AMA model stability study 2014

In 2014 we performed a study to understand the factors that influenced how comparable the outputs of Members' AMA models were – read our findings below.

Background

The objective of the Model Stability study was to benchmark the outputs of different operational risk capital models, understand why differences exist and to identify factors which would increase their comparability. Twenty-six ORX Member banks participated in the exercise.

For Credit and Market Risk the Basel committee has performed industry model benchmarking exercises based on hypothetical portfolios. In each case the committee’s focus was on portfolio level risk-weighted asset consistency, and has performed two for the Trading Book and one for the Banking.

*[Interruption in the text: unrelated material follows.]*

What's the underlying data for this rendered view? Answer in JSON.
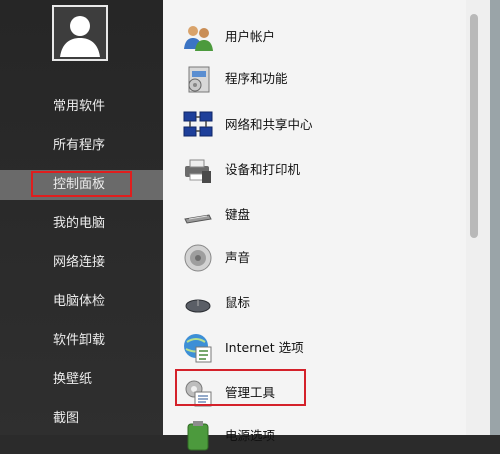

The committee concluded that the studies showed that the majority of differences in risk weights and capital requirements were driven by differences in risk, but also concluded that the results showed that “variations also arise from supervisory and bank practice-based idiosyncrasies, and these can result in material discrepancies” (Ingves, 2014), furthermore they stated that, “While it is difficult to be precise on how much scatter is 'too much', the range of bank practice-based variations is uncomfortably wide.” Informal feedback suggested that a variation of at most ±20% around the median is acceptable.

The Basel committee has frequently stressed the need for greater comparability of risk-weighted asset measures between banks, and over time (Ingves, 2014). Comparably is a sensible and reasonable objective for operational risk, but it is first useful to compare the regulatory regimes of the three major risk types, with specific focus on the requirements placed on internal models and the level of regulatory prescription.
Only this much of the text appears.